# qustion about using RV anti freeze in toilet - septic system



## kobudo (Oct 8, 2008)

Hello,

I have a new cabin that will be used one weekend a month in the winter.  (Minnesota)
I will leave the propane heater set at about 40* or 45* when I am not there but it could fail so I want to protect my pipes etc.
I'm planning to turn off the water from the well and use the curb stop to drain the system.  My toilet will still have a little water in it.
We picked up some RV antifreeze from WalMart yesterday.  How much should go in the toilet?  I assume it should go in the tank and in the bowl.  If I do this 1-2 times per month will it hurt my septic system?  Any other suggestions or hints would be appreciated.


----------



## Highbeam (Oct 8, 2008)

Shut off the  toilet fill valve and flush the tank dry. Then dump in enough RV antifreeze to fill the trap in the bowl. It will be nice and red. You don't want a dry trap or you will get sewer gasses in the cabin. Dump some RV antifreeze down each drain like the shower and sinks that have traps to prevent them from popping.


----------



## DiscoInferno (Oct 9, 2008)

RV antifreeze should be fine for your septic.  You will be using the septic (the usual way) so little I don't think it will be an issue.

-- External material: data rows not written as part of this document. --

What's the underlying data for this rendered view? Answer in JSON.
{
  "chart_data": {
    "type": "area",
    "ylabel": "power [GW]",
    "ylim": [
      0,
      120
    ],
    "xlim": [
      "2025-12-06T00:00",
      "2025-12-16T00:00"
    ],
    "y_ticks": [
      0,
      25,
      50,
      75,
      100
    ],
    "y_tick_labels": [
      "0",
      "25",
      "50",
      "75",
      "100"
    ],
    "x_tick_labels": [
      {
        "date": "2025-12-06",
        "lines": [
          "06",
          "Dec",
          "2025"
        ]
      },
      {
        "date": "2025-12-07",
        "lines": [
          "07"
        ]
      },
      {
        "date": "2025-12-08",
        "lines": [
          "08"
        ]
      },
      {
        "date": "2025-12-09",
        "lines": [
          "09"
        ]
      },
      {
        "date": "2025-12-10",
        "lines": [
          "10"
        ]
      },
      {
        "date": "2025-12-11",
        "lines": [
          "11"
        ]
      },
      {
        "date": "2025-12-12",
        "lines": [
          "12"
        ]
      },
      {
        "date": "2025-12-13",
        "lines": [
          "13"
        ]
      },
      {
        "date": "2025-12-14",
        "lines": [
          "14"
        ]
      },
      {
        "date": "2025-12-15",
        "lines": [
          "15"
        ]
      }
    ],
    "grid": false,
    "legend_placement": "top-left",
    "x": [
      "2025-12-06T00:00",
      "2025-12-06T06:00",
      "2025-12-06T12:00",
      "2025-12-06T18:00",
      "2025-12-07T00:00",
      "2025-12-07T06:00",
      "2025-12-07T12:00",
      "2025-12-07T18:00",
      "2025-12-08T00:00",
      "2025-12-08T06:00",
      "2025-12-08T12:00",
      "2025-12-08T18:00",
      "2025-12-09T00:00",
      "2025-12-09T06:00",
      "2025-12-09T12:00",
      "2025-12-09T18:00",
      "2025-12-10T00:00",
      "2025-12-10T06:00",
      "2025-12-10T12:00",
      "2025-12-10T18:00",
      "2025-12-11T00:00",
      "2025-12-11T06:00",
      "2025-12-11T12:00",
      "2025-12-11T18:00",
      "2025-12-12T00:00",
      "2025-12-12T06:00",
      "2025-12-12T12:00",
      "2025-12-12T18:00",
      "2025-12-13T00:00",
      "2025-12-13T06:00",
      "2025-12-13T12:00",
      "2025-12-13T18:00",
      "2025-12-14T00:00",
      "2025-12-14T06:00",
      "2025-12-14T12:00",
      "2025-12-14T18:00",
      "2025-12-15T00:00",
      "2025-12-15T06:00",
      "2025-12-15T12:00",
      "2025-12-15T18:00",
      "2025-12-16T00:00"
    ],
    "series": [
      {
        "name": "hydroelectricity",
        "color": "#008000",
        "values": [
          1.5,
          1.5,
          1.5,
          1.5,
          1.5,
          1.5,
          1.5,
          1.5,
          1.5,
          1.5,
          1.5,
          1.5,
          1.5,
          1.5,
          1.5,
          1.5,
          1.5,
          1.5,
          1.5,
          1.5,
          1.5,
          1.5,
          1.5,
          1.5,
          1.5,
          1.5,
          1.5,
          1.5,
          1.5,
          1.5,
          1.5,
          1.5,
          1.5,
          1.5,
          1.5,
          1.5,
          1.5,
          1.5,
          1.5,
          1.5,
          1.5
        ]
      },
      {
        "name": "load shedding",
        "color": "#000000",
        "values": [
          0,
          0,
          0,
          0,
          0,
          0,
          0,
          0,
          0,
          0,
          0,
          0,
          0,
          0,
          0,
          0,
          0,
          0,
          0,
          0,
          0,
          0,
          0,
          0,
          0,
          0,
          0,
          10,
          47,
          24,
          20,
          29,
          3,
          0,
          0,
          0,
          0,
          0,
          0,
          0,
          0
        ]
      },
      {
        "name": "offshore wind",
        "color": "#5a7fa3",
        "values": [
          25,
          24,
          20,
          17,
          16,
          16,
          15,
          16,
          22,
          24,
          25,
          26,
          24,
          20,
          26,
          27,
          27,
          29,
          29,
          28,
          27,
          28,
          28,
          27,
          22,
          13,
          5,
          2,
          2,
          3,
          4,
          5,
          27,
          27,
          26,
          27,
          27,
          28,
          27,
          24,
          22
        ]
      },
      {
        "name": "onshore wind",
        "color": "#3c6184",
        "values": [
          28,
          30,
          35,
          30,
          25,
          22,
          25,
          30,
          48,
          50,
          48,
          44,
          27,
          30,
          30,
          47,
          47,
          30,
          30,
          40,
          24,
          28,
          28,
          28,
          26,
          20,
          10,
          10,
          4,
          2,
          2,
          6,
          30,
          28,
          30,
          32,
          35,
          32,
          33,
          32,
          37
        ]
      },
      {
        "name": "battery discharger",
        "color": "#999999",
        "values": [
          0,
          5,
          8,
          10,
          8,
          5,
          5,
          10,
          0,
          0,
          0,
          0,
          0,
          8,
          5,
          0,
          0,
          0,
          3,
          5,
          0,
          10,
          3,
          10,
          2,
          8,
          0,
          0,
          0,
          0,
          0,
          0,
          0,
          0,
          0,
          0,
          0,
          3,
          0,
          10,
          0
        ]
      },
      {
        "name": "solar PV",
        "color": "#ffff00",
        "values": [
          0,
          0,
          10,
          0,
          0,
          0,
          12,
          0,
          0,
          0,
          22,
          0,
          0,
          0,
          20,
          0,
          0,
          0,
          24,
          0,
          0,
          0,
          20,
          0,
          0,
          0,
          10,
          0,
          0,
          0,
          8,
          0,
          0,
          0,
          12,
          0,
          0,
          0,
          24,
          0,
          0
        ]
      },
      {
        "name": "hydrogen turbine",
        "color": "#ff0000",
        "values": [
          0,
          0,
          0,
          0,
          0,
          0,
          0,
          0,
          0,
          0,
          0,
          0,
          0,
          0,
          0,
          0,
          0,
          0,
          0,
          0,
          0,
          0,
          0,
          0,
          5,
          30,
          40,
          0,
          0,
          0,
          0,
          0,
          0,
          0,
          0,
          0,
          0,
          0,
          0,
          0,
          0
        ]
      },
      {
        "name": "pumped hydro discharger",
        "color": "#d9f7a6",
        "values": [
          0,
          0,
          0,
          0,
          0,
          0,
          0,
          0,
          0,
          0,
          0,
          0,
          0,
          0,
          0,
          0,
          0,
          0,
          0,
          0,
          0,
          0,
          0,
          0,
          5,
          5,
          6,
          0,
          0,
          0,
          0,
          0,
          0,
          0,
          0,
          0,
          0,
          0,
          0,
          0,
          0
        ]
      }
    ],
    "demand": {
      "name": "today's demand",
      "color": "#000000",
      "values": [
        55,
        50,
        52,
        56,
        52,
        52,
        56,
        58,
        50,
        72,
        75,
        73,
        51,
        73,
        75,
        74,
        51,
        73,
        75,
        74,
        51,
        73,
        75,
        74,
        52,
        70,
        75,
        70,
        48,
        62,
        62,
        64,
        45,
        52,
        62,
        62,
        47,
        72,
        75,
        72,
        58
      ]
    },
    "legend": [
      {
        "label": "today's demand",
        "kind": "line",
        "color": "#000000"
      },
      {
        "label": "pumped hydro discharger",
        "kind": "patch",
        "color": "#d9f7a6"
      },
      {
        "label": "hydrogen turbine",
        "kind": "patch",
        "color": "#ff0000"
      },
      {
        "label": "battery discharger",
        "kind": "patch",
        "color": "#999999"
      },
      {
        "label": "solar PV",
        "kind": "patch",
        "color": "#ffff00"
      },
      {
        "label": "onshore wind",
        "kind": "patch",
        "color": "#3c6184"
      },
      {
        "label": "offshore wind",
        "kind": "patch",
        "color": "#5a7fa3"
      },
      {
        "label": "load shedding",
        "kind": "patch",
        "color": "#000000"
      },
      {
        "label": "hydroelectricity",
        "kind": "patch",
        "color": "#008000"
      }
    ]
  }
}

Also, if freezing is a possibility and you have any horizontal pipe runs you might want to blow out your pipes with a compressor at the pressure tank (I'm assuming this is a well system).  Even though I do that I still got a nasty and expensive surprise this summer when I turned on the water in my seasonal house.  Turned out there was a very long horizontal run to the shower in the upstairs bathroom, all 4 elbows blew (hot and cold, both ends) and one of the pipes as well.  Some houses do not drain well.  I have to say, I do this once or twice a year, and I hate it.  But I hate the cost to keep it heated with propane even more.


----------



## kobudo (Oct 9, 2008)

Thanks for the replies.
I don't think I will have a horizontal pipe problem.   I only have 3 faucets, shower, bathroom sink and kitchen sink.  The water tank is above the bathroom in a loft and the bathroom and kitchen are back to back so there are no long runs.   If the propane stove doesn't have a problem it shouldn't get below 40*F but you never know........


----------



## Dune (Oct 17, 2008)

When I have done this in the past, I pump the water from the tank and the bowl after flushing, remove the top of the tank regulator, pour some antifreeze into it and the bowl rinseing tube as well (till it runs down the sides of the bowl) then some in the bowl. I then place a generous handfull of toilet paper in the bowl, to provide a seal in the event the antifreeze has evaporated by the time I return. Remove the blob of toilet paper before restoring toilet operation. (it has usualy dried out by then)


----------